The stagnation follows modest gains in previous months and reflects uneven performance across sectors. Primary activities, including agriculture, contracted by 4.3% month-on-month. Secondary activities, such as manufacturing and construction, rose by 0.6%, while tertiary services edged up just 0.1%. On an annual basis, economic activity grew 2.5% compared to October 2022, but the lack of momentum on a monthly scale suggests underlying fragilities.
The data arrive at a delicate moment for policymakers. Inflation remains above the central bank’s 3% target, and the benchmark interest rate has held steady at 11.25% since March 2023. With price pressures still elevated, monetary easing appears unlikely in the near term. At the same time, weak domestic demand and global uncertainty are weighing on investment and consumption, limiting the effectiveness of fiscal stimulus.

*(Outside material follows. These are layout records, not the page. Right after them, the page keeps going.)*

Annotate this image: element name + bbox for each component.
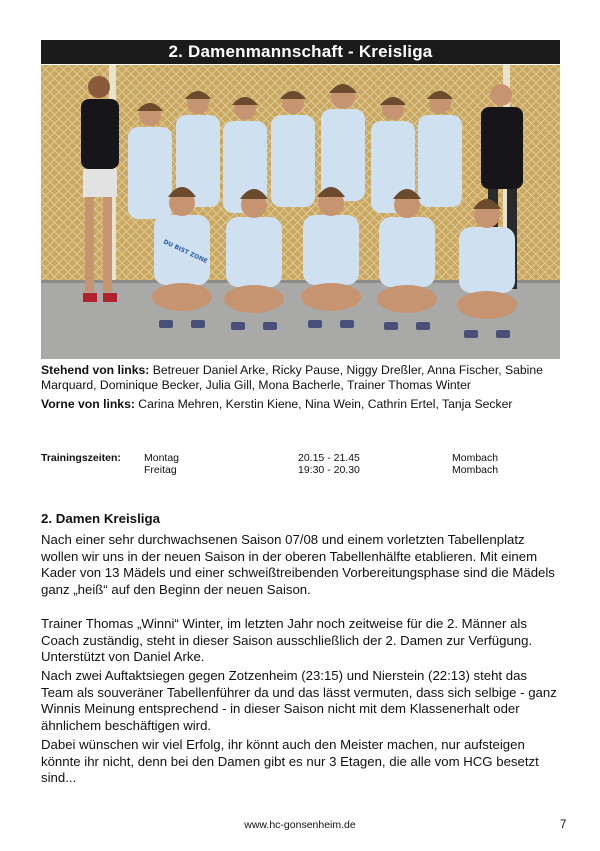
training-hours bbox=[298, 452, 360, 476]
caption-front-names: Carina Mehren, Kerstin Kiene, Nina Wein, Cathrin Ertel, Tanja Secker bbox=[138, 397, 513, 411]
article-paragraph: Dabei wünschen wir viel Erfolg, ihr könnt auch den Meister machen, nur aufsteigen könnte ihr nicht, denn bei den Damen gibt es nur 3 Etagen, die alle vom HCG besetzt sind... bbox=[41, 737, 539, 786]
caption-standing-label: Stehend von links: bbox=[41, 363, 150, 377]
team-photo bbox=[41, 65, 560, 359]
caption-front bbox=[41, 397, 560, 412]
shirt-print: DU BIST ZONE bbox=[162, 238, 209, 266]
training-time: 19:30 - 20.30 bbox=[298, 464, 360, 476]
training-days bbox=[144, 452, 179, 476]
training-day: Montag bbox=[144, 452, 180, 464]
training-place: Mombach bbox=[452, 452, 499, 464]
article-paragraph: Nach einer sehr durchwachsenen Saison 07/08 und einem vorletzten Tabellenplatz wollen wir uns in der neuen Saison in der oberen Tabellenhälfte etablieren. Mit einem Kader von 13 Mädels und einer schweißtreibenden Vorbereitungsphase sind die Mädels ganz „heiß“ auf den Beginn der neuen Saison. bbox=[41, 532, 555, 597]
training-label: Trainingszeiten: bbox=[41, 452, 121, 464]
caption-standing-names: Betreuer Daniel Arke, Ricky Pause, Niggy Dreßler, Anna Fischer, Sabine Marquard, Dominique Becker, Julia Gill, Mona Bacherle, Trainer Thomas Winter bbox=[41, 363, 543, 392]
training-day: Freitag bbox=[144, 464, 177, 476]
page-number: 7 bbox=[560, 819, 567, 831]
footer-url[interactable]: www.hc-gonsenheim.de bbox=[244, 819, 356, 831]
training-places bbox=[452, 452, 498, 476]
article-paragraph: Trainer Thomas „Winni“ Winter, im letzten Jahr noch zeitweise für die 2. Männer als Coach zuständig, steht in dieser Saison ausschließlich der 2. Damen zur Verfügung. Unterstützt von Daniel Arke. bbox=[41, 616, 533, 665]
team-photo-illustration bbox=[41, 65, 560, 359]
article-paragraph: Nach zwei Auftaktsiegen gegen Zotzenheim (23:15) und Nierstein (22:13) steht das Team als souveräner Tabellenführer da und das lässt vermuten, dass sich selbige - ganz Winnis Meinung entsprechend - in dieser Saison nicht mit dem Klassenerhalt oder ähnlichem beschäftigen wird. bbox=[41, 668, 557, 733]
article-title: 2. Damen Kreisliga bbox=[41, 511, 160, 526]
training-time: 20.15 - 21.45 bbox=[298, 452, 360, 464]
caption-front-label: Vorne von links: bbox=[41, 397, 135, 411]
training-place: Mombach bbox=[452, 464, 499, 476]
caption-standing bbox=[41, 363, 560, 393]
page-title: 2. Damenmannschaft - Kreisliga bbox=[41, 40, 560, 64]
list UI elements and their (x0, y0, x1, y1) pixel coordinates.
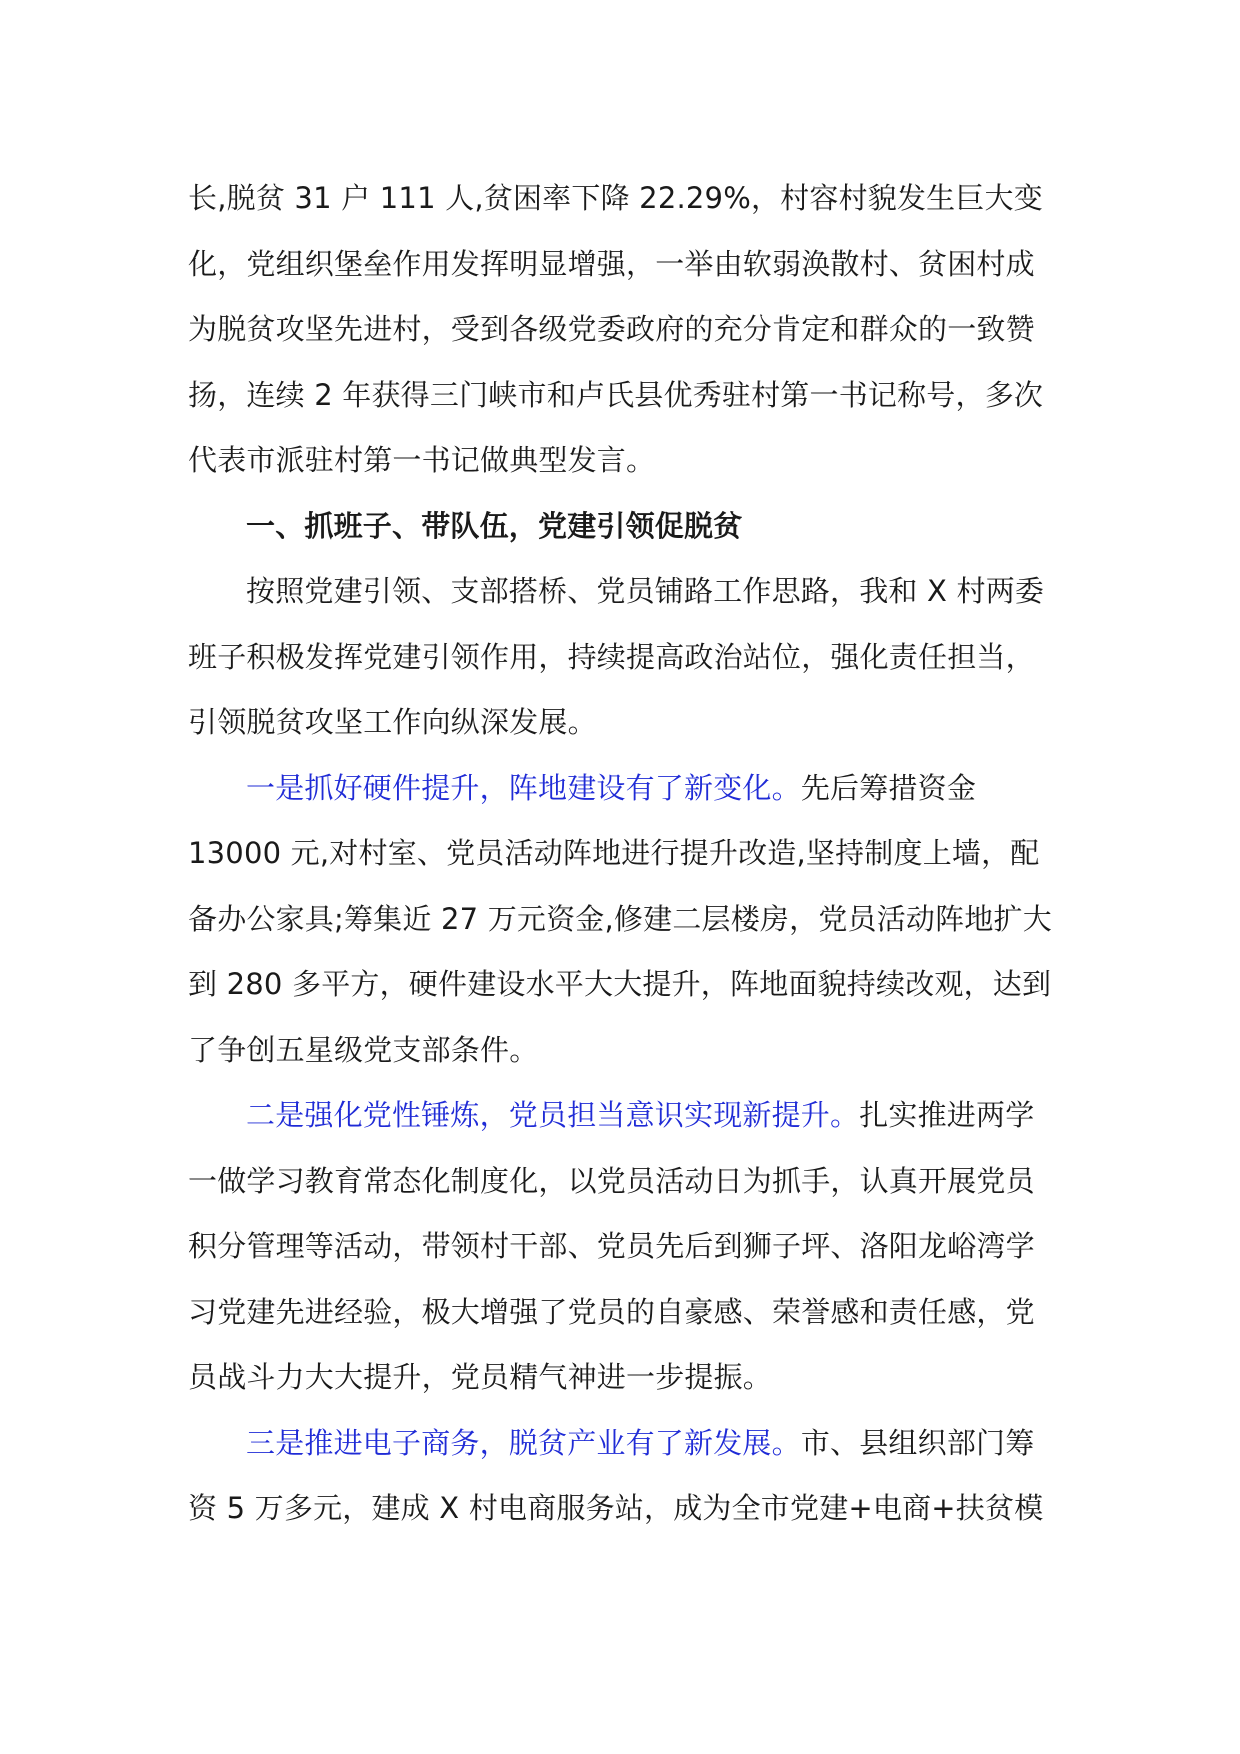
paragraph-3-highlight: 二是强化党性锤炼，党员担当意识实现新提升。 (246, 1098, 860, 1132)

Short-term resilience may be waning just as external conditions grow more volatile.
While cumulative growth for 2023 remains positive—bolstered by earlier gains and resilient export sectors—the October figures underscore structural challenges. Analysts point to low productivity, limited infrastructure investment, and regulatory uncertainty as persistent drags on long-term potential. The manufacturing sector has benefited from nearshoring trends, but these gains have yet to translate into broader economic dynamism.
The services sector, which accounts for a large share of employment and output, has also shown signs of fatigue. Although seasonal spending during the final quarter may provide a temporary lift, it is unlikely to offset deeper constraints without more robust policy support or structural reform.
Mexico’s economy expanded by 3.1% in 2022 but is expected to slow in both 2023 and 2024. The latest IGAE figures suggest that short-term resilience may be waning just as external conditions grow more volatile. For now, authorities face limited room to maneuver—caught between inflationary pressures and a sluggish recovery.